Três pistas de leitura 

1. O QUE é que o talento representa? O talento não era uma moeda, mas uma medida de peso ("talento" em grego significa "peso"). Seria, por assim dizer, uma espécie de grande lingote de prata, que pesaria cerca de trinta quilos, portanto um verdadeiro tesouro. O que é que o talento representa na parábola? São os tesouros do Reino que Jesus nos confiou: a sua Palavra, a Graça, o Espírito Santo... Penso sobretudo no dom da fé, esta luz que não deve ser colocada "debaixo do alqueire, mas no candelabro" (Mt 5,15) para iluminar a nossa existência e a vida da Igreja e do mundo!

2. QUEM são os servos? O homem rico da parábola, que “parte de viagem”, é facilmente identificável: é o Senhor ressuscitado que subiu ao céu. Os servos somos nós seus "ministros" a quem Jesus confiou, com grande generosidade e confiança, os tesouros do Reino. Os três representam a Igreja inteira! A nós, pela fé, foi-nos confiado o Tesouro do Reino, que é a própria pessoa de Jesus.

3. ONDE fazer frutificar os talentos? A Igreja não é uma "sala de espera" onde se “dormita” à espera do regresso de Jesus. O Senhor enviou-nos ao mundo para fazermos frutificar o talento da fé, quer tenhamos "muita" ou "pouca" fé! Recordo-me de um episódio da minha vida de jovem missionário. Destinado a uma nova paróquia (Adidogome), nos arredores da capital do Togo, fiquei surpreendido por haver apenas três comunidades cristãs, apesar de existirem vários coros, associações e grupos de oração. Disse-lhes: "Eu vim de longe, percorri milhares de quilómetros para vir anunciar-vos o Evangelho, e vocês não são capazes de percorrer alguns quilómetros para o anunciar nas aldeias vizinhas? Saibam que nenhum grupo tem direito de cidadania na comunidade cristã se não se empenhar no apostolado!" Atribuí a cada grupo uma aldeia. Alguns anos mais tarde, havia cerca de vinte capelas e, atualmente, várias tornaram-se novas paróquias!
O cristão que não proclama a sua fé enterrou-a e já celebrou o seu funeral!

 

Três propostas de reflexão

1) Agradece ao Senhor pelos dons que te concedeu, especialmente o dom da fé. Pergunta a ti mesma/o se há algum "talento" que enterraste por preguiça, comodismo ou medo de arriscar. E lembra-te que "A todo aquele que tem, dar-se-á mais e terá em abundância; mas, àquele que não tem, até o pouco que tem lhe será tirado".

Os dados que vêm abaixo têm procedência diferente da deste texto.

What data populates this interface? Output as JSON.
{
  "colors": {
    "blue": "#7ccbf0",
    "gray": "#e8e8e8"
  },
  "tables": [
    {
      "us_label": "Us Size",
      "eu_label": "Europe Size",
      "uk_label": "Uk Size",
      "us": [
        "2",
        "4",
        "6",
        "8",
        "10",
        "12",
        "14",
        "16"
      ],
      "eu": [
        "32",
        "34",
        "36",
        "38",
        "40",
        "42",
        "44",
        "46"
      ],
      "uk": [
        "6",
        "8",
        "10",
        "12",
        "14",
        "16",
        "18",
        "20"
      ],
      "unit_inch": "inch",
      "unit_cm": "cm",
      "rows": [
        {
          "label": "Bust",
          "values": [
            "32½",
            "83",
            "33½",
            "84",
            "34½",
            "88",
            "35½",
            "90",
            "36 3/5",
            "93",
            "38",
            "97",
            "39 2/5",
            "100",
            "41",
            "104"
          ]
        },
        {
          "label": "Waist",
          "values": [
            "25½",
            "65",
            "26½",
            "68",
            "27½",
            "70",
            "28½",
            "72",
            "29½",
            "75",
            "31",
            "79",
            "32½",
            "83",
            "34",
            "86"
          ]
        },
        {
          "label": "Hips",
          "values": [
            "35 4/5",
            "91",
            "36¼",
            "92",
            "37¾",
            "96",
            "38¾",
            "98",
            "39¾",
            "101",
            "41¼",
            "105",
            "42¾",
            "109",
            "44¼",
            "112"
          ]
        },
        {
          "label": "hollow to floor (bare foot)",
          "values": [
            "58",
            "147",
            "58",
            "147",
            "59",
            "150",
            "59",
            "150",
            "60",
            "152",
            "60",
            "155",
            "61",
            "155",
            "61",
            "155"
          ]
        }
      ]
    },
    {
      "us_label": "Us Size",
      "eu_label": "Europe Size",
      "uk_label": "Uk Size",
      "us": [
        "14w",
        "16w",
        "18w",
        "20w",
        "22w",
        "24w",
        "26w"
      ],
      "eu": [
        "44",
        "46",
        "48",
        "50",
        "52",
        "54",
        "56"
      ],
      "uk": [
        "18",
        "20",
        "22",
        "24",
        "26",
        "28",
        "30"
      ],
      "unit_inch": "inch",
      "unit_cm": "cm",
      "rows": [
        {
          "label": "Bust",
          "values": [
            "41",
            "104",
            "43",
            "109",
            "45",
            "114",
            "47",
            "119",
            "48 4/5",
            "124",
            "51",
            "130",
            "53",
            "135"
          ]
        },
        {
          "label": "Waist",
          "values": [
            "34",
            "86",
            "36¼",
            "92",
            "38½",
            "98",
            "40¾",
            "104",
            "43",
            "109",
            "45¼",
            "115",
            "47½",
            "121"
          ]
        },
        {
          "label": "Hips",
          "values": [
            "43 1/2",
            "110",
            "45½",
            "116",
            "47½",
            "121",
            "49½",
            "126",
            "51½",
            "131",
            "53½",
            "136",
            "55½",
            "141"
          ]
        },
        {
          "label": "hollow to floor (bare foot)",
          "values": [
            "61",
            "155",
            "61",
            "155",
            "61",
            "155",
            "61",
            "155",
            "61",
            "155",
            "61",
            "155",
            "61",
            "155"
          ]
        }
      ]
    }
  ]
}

2) Perante as dificuldades e a tentação do desânimo no teu empenho cristão, deixa ressoar no teu coração esta palavra/promessa de Jesus: "Muito bem, servo bom e fiel. Porque foste fiel em coisas pequenas, confiar-te-ei as grandes. Vem tomar parte na alegria do teu senhor".

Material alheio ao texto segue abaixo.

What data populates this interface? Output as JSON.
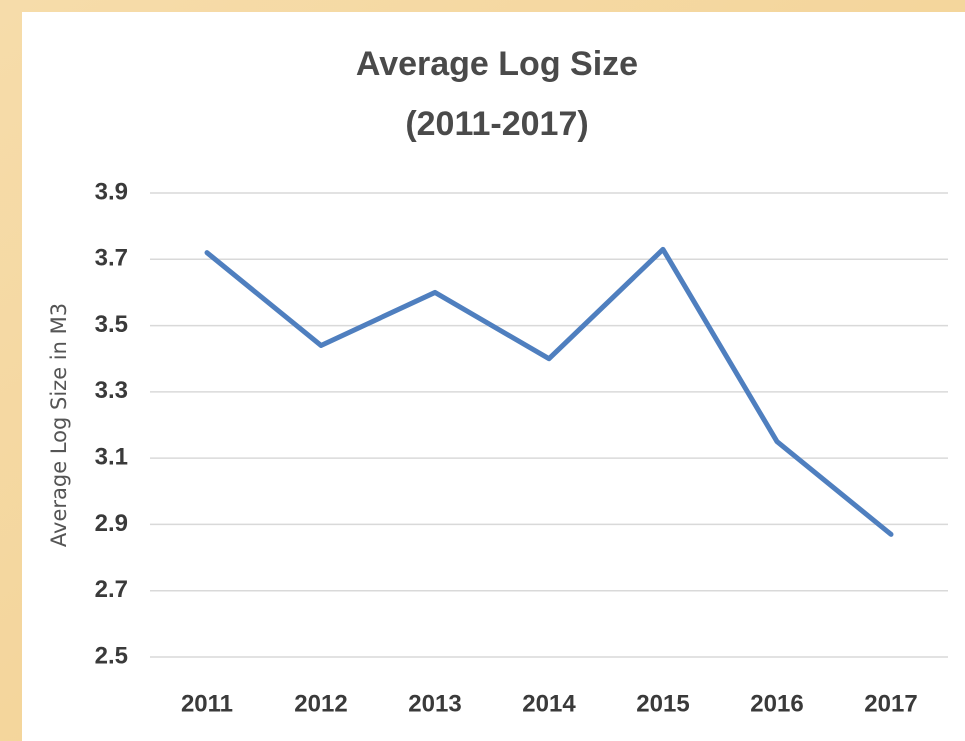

3) Em que campo concreto achas que o Senhor te convida a fazer frutificar os teus "talentos"? Talvez quisesses fazê-lo "noutro lugar" ou noutras condições mais "ideais". Também eu já me queixei ao Senhor: "Porque não me deixaste continuar a semear no vasto campo do mundo?" E o Senhor fez-me compreender que o solo mais fértil é a pequena horta à volta da minha cadeira de rodas! Lembremo-nos, no entanto, que um campo privilegiado para investir os nossos talentos é o dos pobres!